RL 2: Multi-Armed Bandits 2 - Action value estimation
Table of Contents
Introduction
This tutorial covers action value estimation in the context of the multi-armed bandit problem, which is a fundamental concept in reinforcement learning. Understanding how to estimate action values is crucial for effectively choosing actions that maximize rewards, especially in both stationary and non-stationary environments. This guide will provide a step-by-step approach for implementing these concepts.
Step 1: Understand the Multi-Armed Bandit Problem
- The multi-armed bandit problem is a scenario where a player must choose between multiple options (arms) that provide different rewards.
- The goal is to maximize the total reward over time by balancing exploration (trying new options) and exploitation (choosing known rewarding options).
- Familiarize yourself with key terms:
- Action Value: The expected reward from a specific action.
- Stationary Bandits: The action values do not change over time.
- Non-Stationary Bandits: Action values change over time, requiring adaptive strategies.
Step 2: Estimating Action Values
- Action values can be estimated using various strategies. Here are some common methods:
- Sample Average: Calculate the average reward for each action based on past experiences.
- Formula: [ Q(a) = \frac{1}{n} \sum_{i=1}^{n} r_i ] where ( Q(a) ) is the estimated action value, ( n ) is the number of times action ( a ) has been taken, and ( r_i ) are the rewards received.
- Incremental Mean Update: Update the action value incrementally to avoid storing all past rewards.
- Formula: [ Q_{n+1}(a) = Q_n(a) + \frac{1}{n} (R - Q_n(a)) ] where ( R ) is the most recent reward.
- Sample Average: Calculate the average reward for each action based on past experiences.

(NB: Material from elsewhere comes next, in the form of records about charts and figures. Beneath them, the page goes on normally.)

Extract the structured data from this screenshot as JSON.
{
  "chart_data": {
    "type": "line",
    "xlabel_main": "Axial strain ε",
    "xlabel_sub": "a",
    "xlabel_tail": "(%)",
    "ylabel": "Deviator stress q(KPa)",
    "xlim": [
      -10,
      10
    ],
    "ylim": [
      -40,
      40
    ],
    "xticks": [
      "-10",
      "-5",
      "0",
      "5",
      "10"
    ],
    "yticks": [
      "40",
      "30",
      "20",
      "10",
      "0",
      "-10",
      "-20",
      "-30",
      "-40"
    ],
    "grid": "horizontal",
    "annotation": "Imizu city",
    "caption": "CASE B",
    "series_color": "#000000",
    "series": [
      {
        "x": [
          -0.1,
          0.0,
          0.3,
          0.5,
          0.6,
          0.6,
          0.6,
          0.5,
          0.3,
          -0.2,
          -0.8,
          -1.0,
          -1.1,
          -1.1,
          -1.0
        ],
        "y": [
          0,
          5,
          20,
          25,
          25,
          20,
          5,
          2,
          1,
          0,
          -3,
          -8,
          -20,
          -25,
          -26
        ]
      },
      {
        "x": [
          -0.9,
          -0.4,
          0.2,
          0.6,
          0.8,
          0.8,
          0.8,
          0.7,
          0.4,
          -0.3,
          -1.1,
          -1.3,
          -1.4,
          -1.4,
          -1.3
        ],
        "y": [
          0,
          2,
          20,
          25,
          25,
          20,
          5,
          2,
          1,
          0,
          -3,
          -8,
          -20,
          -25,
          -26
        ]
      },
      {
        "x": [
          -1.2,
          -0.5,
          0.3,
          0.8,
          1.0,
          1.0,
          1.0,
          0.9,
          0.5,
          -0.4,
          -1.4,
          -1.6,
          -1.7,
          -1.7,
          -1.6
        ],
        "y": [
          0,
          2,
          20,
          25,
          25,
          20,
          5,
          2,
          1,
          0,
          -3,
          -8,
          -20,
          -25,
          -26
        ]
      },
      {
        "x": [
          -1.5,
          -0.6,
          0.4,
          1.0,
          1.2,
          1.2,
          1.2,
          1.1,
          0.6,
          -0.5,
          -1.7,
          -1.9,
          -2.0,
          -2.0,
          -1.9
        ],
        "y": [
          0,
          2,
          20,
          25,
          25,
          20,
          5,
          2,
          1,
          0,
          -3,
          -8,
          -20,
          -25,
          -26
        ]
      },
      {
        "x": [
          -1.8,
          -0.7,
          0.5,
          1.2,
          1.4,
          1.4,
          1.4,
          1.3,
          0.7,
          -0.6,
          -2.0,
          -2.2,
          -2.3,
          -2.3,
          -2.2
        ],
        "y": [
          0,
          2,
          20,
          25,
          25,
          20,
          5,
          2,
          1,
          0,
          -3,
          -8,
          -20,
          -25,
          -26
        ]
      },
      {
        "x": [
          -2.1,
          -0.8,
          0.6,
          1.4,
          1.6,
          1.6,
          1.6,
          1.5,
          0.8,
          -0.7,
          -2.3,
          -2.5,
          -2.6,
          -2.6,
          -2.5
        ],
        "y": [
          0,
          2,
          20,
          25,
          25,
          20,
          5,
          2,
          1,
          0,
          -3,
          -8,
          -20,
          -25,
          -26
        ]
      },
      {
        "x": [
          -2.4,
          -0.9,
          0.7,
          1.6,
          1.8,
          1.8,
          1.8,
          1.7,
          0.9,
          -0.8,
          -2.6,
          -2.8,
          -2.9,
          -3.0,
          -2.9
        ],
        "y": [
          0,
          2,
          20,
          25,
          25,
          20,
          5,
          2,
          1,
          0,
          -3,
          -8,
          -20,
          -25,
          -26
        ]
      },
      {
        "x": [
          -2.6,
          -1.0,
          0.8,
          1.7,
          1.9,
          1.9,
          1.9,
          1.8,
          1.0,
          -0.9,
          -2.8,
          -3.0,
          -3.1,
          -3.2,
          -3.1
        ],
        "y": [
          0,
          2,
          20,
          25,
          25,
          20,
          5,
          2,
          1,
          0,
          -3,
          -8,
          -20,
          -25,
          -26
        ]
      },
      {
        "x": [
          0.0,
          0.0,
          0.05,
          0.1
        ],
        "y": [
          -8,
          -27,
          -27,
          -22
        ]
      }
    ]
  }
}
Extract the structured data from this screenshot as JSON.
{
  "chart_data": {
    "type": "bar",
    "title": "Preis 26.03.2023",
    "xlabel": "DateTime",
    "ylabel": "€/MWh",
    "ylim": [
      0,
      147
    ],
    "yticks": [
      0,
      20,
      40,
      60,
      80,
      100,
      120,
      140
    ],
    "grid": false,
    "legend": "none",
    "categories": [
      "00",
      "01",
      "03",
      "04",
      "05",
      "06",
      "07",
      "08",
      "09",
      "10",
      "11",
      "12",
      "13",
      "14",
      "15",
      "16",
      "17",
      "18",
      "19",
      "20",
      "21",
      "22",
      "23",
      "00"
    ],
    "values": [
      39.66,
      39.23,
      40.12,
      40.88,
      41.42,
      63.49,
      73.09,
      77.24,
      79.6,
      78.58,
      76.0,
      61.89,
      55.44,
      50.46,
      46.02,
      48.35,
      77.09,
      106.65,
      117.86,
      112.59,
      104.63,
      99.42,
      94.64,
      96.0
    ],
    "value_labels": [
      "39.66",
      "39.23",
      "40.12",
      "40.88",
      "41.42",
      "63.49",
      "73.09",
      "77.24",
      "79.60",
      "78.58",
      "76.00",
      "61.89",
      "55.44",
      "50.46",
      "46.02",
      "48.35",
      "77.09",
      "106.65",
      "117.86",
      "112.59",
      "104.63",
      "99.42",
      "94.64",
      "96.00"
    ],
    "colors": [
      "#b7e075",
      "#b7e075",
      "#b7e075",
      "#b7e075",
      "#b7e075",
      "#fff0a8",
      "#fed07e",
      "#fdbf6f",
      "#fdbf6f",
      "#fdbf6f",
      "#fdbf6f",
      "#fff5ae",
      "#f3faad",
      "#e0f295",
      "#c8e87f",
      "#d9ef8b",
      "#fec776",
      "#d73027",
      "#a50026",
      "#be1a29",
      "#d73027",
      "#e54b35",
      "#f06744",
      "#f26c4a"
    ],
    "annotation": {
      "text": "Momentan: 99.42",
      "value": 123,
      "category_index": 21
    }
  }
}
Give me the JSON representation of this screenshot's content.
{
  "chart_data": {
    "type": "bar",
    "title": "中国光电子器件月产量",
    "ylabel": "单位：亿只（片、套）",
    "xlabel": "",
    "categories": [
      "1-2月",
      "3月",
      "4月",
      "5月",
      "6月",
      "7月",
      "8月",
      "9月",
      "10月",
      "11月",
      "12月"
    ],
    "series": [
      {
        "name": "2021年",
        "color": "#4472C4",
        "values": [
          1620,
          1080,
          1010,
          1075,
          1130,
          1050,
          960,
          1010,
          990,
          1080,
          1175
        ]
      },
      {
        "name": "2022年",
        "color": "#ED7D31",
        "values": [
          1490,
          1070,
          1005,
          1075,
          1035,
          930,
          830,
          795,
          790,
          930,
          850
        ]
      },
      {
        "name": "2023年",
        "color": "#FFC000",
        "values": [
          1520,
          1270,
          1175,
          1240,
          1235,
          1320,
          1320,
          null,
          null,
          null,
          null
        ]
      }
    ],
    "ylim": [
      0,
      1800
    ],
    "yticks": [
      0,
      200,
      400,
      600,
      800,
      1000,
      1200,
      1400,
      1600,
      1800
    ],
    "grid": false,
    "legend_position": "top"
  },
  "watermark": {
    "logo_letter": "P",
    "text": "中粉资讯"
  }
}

Step 3: Dealing with Stationary Bandits
- For stationary bandits, simple averaging techniques work well since the action values do not change.
- Use the sample average or incremental mean methods to maintain current estimates.
Step 4: Handling Non-Stationary Bandits
- For non-stationary bandits, adapt your action value estimation approach:
- Weighted Average: Give more weight to recent rewards to adapt to changes.
- Formula: [ Q_{n+1}(a) = Q_n(a) + \alpha (R - Q_n(a)) ] where ( \alpha ) (0 < ( \alpha ) ≤ 1) is the learning rate.
- Sliding Window: Keep track of a fixed number of recent rewards, discarding older rewards to focus on the most relevant data.
- Weighted Average: Give more weight to recent rewards to adapt to changes.
Step 5: Choosing an Action
- Implement an action selection strategy based on your estimated action values:
- Epsilon-Greedy: With probability ( \epsilon ), explore (choose randomly), and with probability ( 1-\epsilon ), exploit (choose the action with the highest estimated value).
- Upper Confidence Bound (UCB): Select actions based on both the estimated action value and the uncertainty of that estimate.
Conclusion
In this tutorial, you learned about action value estimation in multi-armed bandits, including techniques for both stationary and non-stationary environments. Key takeaways include the methods for estimating action values and the importance of adaptive strategies. As a next step, consider exploring more advanced strategies like Thompson Sampling or reinforcement learning algorithms to further enhance your understanding and application of these concepts.